Answer similarity

8.28.11

In the question/answer model for coin identification similarity is an important metric. Prior methods in question/answer systems have shown good results by using image similarity and across-question similarity, however answers have been mostly been ignored.

Let’s assume for any given question, there is a discreet set of possible answers, one of which is the “correct” one. In prior work if the wrong answer is given, it can drastically skew the accuracy of results. This is particularly the case in the Coin dataset. If a coin is annotated to have a “young male” on the obverse side but the user mistakes it for “Zeus” this will make identifying the coin almost impossible. Current systems recover from such situations by asking the user more questions as to dampen the incorrect answer. This is however clumsy as the more questions that are asked, more likely is there a chance for incorrect answers to be given (or rather, there is a fixed error rate for all questions).

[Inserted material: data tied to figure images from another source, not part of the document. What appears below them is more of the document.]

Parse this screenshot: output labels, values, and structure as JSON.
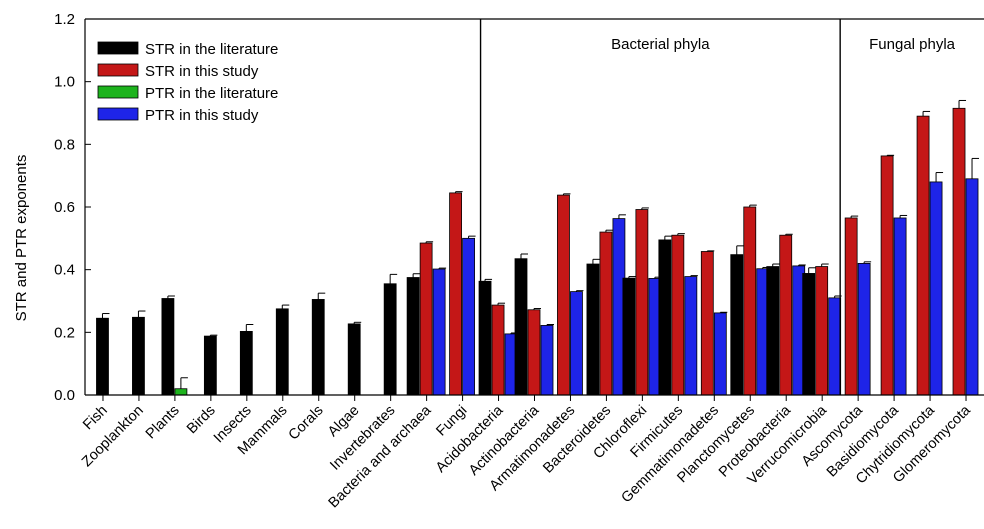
{
  "chart_data": {
    "type": "bar",
    "ylabel": "STR and PTR exponents",
    "xlabel": "",
    "ylim": [
      0,
      1.2
    ],
    "yticks": [
      "0.0",
      "0.2",
      "0.4",
      "0.6",
      "0.8",
      "1.0",
      "1.2"
    ],
    "categories": [
      "Fish",
      "Zooplankton",
      "Plants",
      "Birds",
      "Insects",
      "Mammals",
      "Corals",
      "Algae",
      "Invertebrates",
      "Bacteria and archaea",
      "Fungi",
      "Acidobacteria",
      "Actinobacteria",
      "Armatimonadetes",
      "Bacteroidetes",
      "Chloroflexi",
      "Firmicutes",
      "Gemmatimonadetes",
      "Planctomycetes",
      "Proteobacteria",
      "Verrucomicrobia",
      "Ascomycota",
      "Basidiomycota",
      "Chytridiomycota",
      "Glomeromycota"
    ],
    "region_labels": [
      {
        "text": "Bacterial phyla",
        "after_category": 10
      },
      {
        "text": "Fungal phyla",
        "after_category": 20
      }
    ],
    "legend_position": "top-left",
    "series": [
      {
        "name": "STR in the literature",
        "color": "#000000",
        "values": [
          0.245,
          0.248,
          0.308,
          0.188,
          0.203,
          0.275,
          0.305,
          0.227,
          0.355,
          0.375,
          null,
          0.363,
          0.435,
          null,
          0.418,
          0.373,
          0.495,
          null,
          0.448,
          0.41,
          0.388,
          null,
          null,
          null,
          null
        ],
        "errors": [
          0.015,
          0.02,
          0.008,
          0.003,
          0.022,
          0.012,
          0.02,
          0.005,
          0.03,
          0.012,
          null,
          0.006,
          0.015,
          null,
          0.015,
          0.005,
          0.012,
          null,
          0.028,
          0.008,
          0.018,
          null,
          null,
          null,
          null
        ]
      },
      {
        "name": "STR in this study",
        "color": "#c41717",
        "values": [
          null,
          null,
          null,
          null,
          null,
          null,
          null,
          null,
          null,
          0.485,
          0.645,
          0.287,
          0.272,
          0.638,
          0.52,
          0.592,
          0.51,
          0.458,
          0.6,
          0.51,
          0.41,
          0.565,
          0.763,
          0.89,
          0.915
        ],
        "errors": [
          null,
          null,
          null,
          null,
          null,
          null,
          null,
          null,
          null,
          0.004,
          0.004,
          0.006,
          0.004,
          0.004,
          0.006,
          0.005,
          0.005,
          0.002,
          0.006,
          0.003,
          0.008,
          0.006,
          0.002,
          0.015,
          0.025
        ]
      },
      {
        "name": "PTR in the literature",
        "color": "#1db31d",
        "values": [
          null,
          null,
          0.02,
          null,
          null,
          null,
          null,
          null,
          null,
          null,
          null,
          null,
          null,
          null,
          null,
          null,
          null,
          null,
          null,
          null,
          null,
          null,
          null,
          null,
          null
        ],
        "errors": [
          null,
          null,
          0.035,
          null,
          null,
          null,
          null,
          null,
          null,
          null,
          null,
          null,
          null,
          null,
          null,
          null,
          null,
          null,
          null,
          null,
          null,
          null,
          null,
          null,
          null
        ]
      },
      {
        "name": "PTR in this study",
        "color": "#1e24e8",
        "values": [
          null,
          null,
          null,
          null,
          null,
          null,
          null,
          null,
          null,
          0.402,
          0.5,
          0.195,
          0.222,
          0.33,
          0.563,
          0.372,
          0.378,
          0.262,
          0.403,
          0.412,
          0.31,
          0.42,
          0.565,
          0.68,
          0.69
        ],
        "errors": [
          null,
          null,
          null,
          null,
          null,
          null,
          null,
          null,
          null,
          0.003,
          0.007,
          0.003,
          0.003,
          0.003,
          0.012,
          0.004,
          0.003,
          0.002,
          0.004,
          0.003,
          0.006,
          0.005,
          0.008,
          0.03,
          0.065
        ]
      }
    ]
  }
}
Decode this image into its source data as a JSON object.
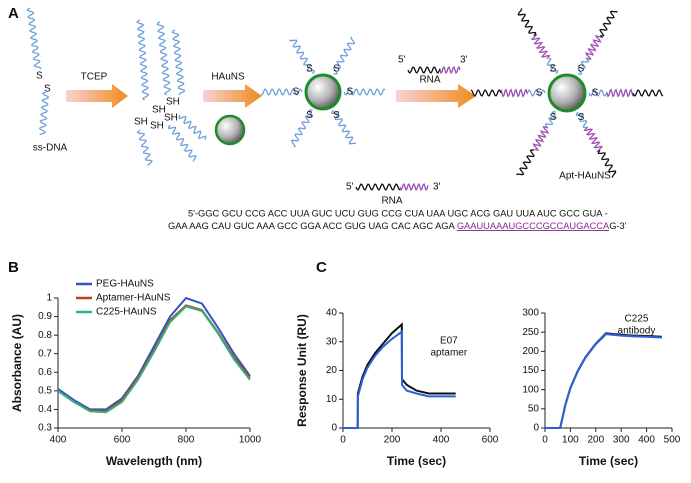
{
  "panel_labels": [
    "A",
    "B",
    "C"
  ],
  "schematic": {
    "ds_labels": [
      "S",
      "S"
    ],
    "ss_dna_label": "ss-DNA",
    "tcep_label": "TCEP",
    "sh_labels": [
      "SH",
      "SH",
      "SH",
      "SH",
      "SH"
    ],
    "hauns_label": "HAuNS",
    "np_s_labels": [
      "S",
      "S",
      "S",
      "S",
      "S",
      "S"
    ],
    "rna_top": {
      "five": "5'",
      "three": "3'",
      "label": "RNA"
    },
    "apt_s_labels": [
      "S",
      "S",
      "S",
      "S",
      "S",
      "S"
    ],
    "apt_label": "Apt-HAuNS",
    "rna_mid": {
      "five": "5'",
      "three": "3'",
      "label": "RNA"
    },
    "sequence": {
      "line1": "5'-GGC GCU CCG ACC UUA GUC UCU GUG CCG CUA UAA UGC ACG GAU UUA AUC GCC GUA -",
      "line2_start": "GAA AAG CAU GUC AAA GCC GGA ACC GUG UAG CAC AGC AGA ",
      "line2_underlined": "GAAUUAAAUGCCCGCCAUGACCA",
      "line2_end": "G-3'"
    }
  },
  "chart_data": [
    {
      "type": "line",
      "xlabel": "Wavelength  (nm)",
      "ylabel": "Absorbance (AU)",
      "x": [
        400,
        450,
        500,
        550,
        600,
        650,
        700,
        750,
        800,
        850,
        900,
        950,
        1000
      ],
      "series": [
        {
          "name": "PEG-HAuNS",
          "color": "#2f56c4",
          "values": [
            0.51,
            0.45,
            0.4,
            0.4,
            0.46,
            0.58,
            0.74,
            0.9,
            1.0,
            0.97,
            0.84,
            0.7,
            0.58
          ]
        },
        {
          "name": "Aptamer-HAuNS",
          "color": "#b8401f",
          "values": [
            0.5,
            0.44,
            0.395,
            0.39,
            0.45,
            0.57,
            0.72,
            0.88,
            0.96,
            0.935,
            0.815,
            0.68,
            0.57
          ]
        },
        {
          "name": "C225-HAuNS",
          "color": "#2eb37a",
          "values": [
            0.5,
            0.44,
            0.39,
            0.385,
            0.44,
            0.56,
            0.71,
            0.87,
            0.955,
            0.93,
            0.81,
            0.67,
            0.56
          ]
        }
      ],
      "xlim": [
        400,
        1000
      ],
      "xticks": [
        400,
        600,
        800,
        1000
      ],
      "ylim": [
        0.3,
        1
      ],
      "yticks": [
        0.3,
        0.4,
        0.5,
        0.6,
        0.7,
        0.8,
        0.9,
        1
      ],
      "legend": "top-left"
    },
    {
      "type": "line",
      "xlabel": "Time  (sec)",
      "ylabel": "Response Unit (RU)",
      "annotations": [
        "E07",
        "aptamer"
      ],
      "x": [
        0,
        60,
        61,
        80,
        100,
        130,
        160,
        200,
        240,
        241,
        260,
        300,
        350,
        400,
        460
      ],
      "series": [
        {
          "color": "#111111",
          "values": [
            0,
            0,
            12,
            18,
            22,
            26,
            29,
            33,
            36,
            17,
            15,
            13,
            12,
            12,
            12
          ]
        },
        {
          "color": "#2f5fd8",
          "values": [
            0,
            0,
            11,
            17,
            21,
            25,
            28,
            31,
            33.5,
            15,
            13,
            12,
            11,
            11,
            11
          ]
        }
      ],
      "xlim": [
        0,
        600
      ],
      "xticks": [
        0,
        200,
        400,
        600
      ],
      "ylim": [
        0,
        40
      ],
      "yticks": [
        0,
        10,
        20,
        30,
        40
      ]
    },
    {
      "type": "line",
      "xlabel": "Time  (sec)",
      "annotations": [
        "C225",
        "antibody"
      ],
      "x": [
        0,
        60,
        80,
        100,
        130,
        160,
        200,
        240,
        300,
        350,
        400,
        460
      ],
      "series": [
        {
          "color": "#111111",
          "values": [
            0,
            0,
            60,
            105,
            150,
            185,
            220,
            247,
            243,
            241,
            240,
            238
          ]
        },
        {
          "color": "#2f5fd8",
          "values": [
            0,
            0,
            59,
            104,
            149,
            184,
            219,
            245,
            241,
            239,
            238,
            236
          ]
        }
      ],
      "xlim": [
        0,
        500
      ],
      "xticks": [
        0,
        100,
        200,
        300,
        400,
        500
      ],
      "ylim": [
        0,
        300
      ],
      "yticks": [
        0,
        50,
        100,
        150,
        200,
        250,
        300
      ]
    }
  ]
}
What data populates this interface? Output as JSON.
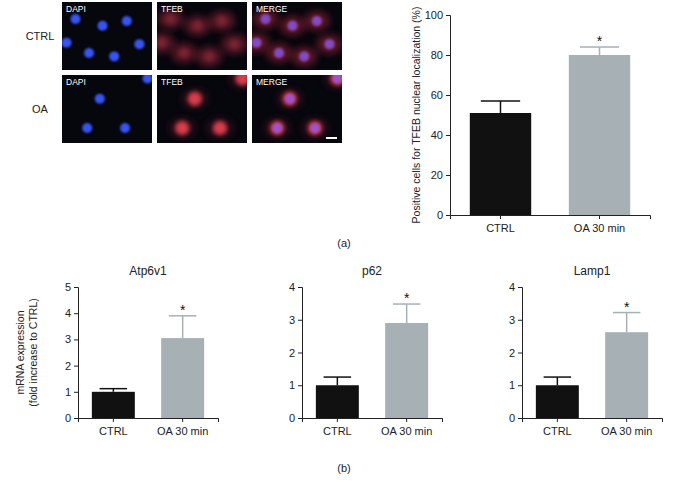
{
  "chart_data": [
    {
      "type": "bar",
      "y_label": [
        "Positive cells for TFEB nuclear localization (%)"
      ],
      "categories": [
        "CTRL",
        "OA 30 min"
      ],
      "values": [
        51,
        80
      ],
      "errors": [
        6,
        4
      ],
      "significance": [
        null,
        "*"
      ],
      "colors": [
        "#111111",
        "#a7b0b4"
      ],
      "ylim": [
        0,
        100
      ],
      "yticks": [
        0,
        20,
        40,
        60,
        80,
        100
      ]
    },
    {
      "type": "bar",
      "title": "Atp6v1",
      "y_label": [
        "mRNA expression",
        "(fold increase to CTRL)"
      ],
      "categories": [
        "CTRL",
        "OA 30 min"
      ],
      "values": [
        1,
        3.05
      ],
      "errors": [
        0.12,
        0.85
      ],
      "significance": [
        null,
        "*"
      ],
      "colors": [
        "#111111",
        "#a7b0b4"
      ],
      "ylim": [
        0,
        5
      ],
      "yticks": [
        0,
        1,
        2,
        3,
        4,
        5
      ]
    },
    {
      "type": "bar",
      "title": "p62",
      "categories": [
        "CTRL",
        "OA 30 min"
      ],
      "values": [
        1,
        2.9
      ],
      "errors": [
        0.25,
        0.58
      ],
      "significance": [
        null,
        "*"
      ],
      "colors": [
        "#111111",
        "#a7b0b4"
      ],
      "ylim": [
        0,
        4
      ],
      "yticks": [
        0,
        1,
        2,
        3,
        4
      ]
    },
    {
      "type": "bar",
      "title": "Lamp1",
      "categories": [
        "CTRL",
        "OA 30 min"
      ],
      "values": [
        1,
        2.62
      ],
      "errors": [
        0.25,
        0.6
      ],
      "significance": [
        null,
        "*"
      ],
      "colors": [
        "#111111",
        "#a7b0b4"
      ],
      "ylim": [
        0,
        4
      ],
      "yticks": [
        0,
        1,
        2,
        3,
        4
      ]
    }
  ],
  "figure": {
    "row_labels": [
      "CTRL",
      "OA"
    ],
    "channel_labels": [
      "DAPI",
      "TFEB",
      "MERGE"
    ],
    "panel_labels": [
      "(a)",
      "(b)"
    ]
  }
}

It’s for this reason that it would seem good to have a sort of metric to measure how similar answers are as to not to consider “young male” confused with “Zeus” to be completely incorrect. Many issues arise which are curious by themselves as possible research paths:
  • “young male” vs. “boy”. WordNet can be used to find similarity of single words, not phrases. How to address phrase similarity is a problem.
  • “man” vs. “Zeus”. WordNet does not have proper nouns. This seems a problem suited for ontological studies.
  • “Zeus” vs. “Jupiter”. This is the most curious issue because it crosses several problems. First it is similar to the ontological problem as both could be thought of as “man” and thus share some similarity. Or some equivalency could also exist, like a pseudonym. Second, and much more interesting, there exists no historical/mythical genealogical database similar to WordNet. It would be very helpful if similarity between “Henry II” and “Henry III” could be calculated because that is much more similar to “Buddha” who shares no historical or mythical connection.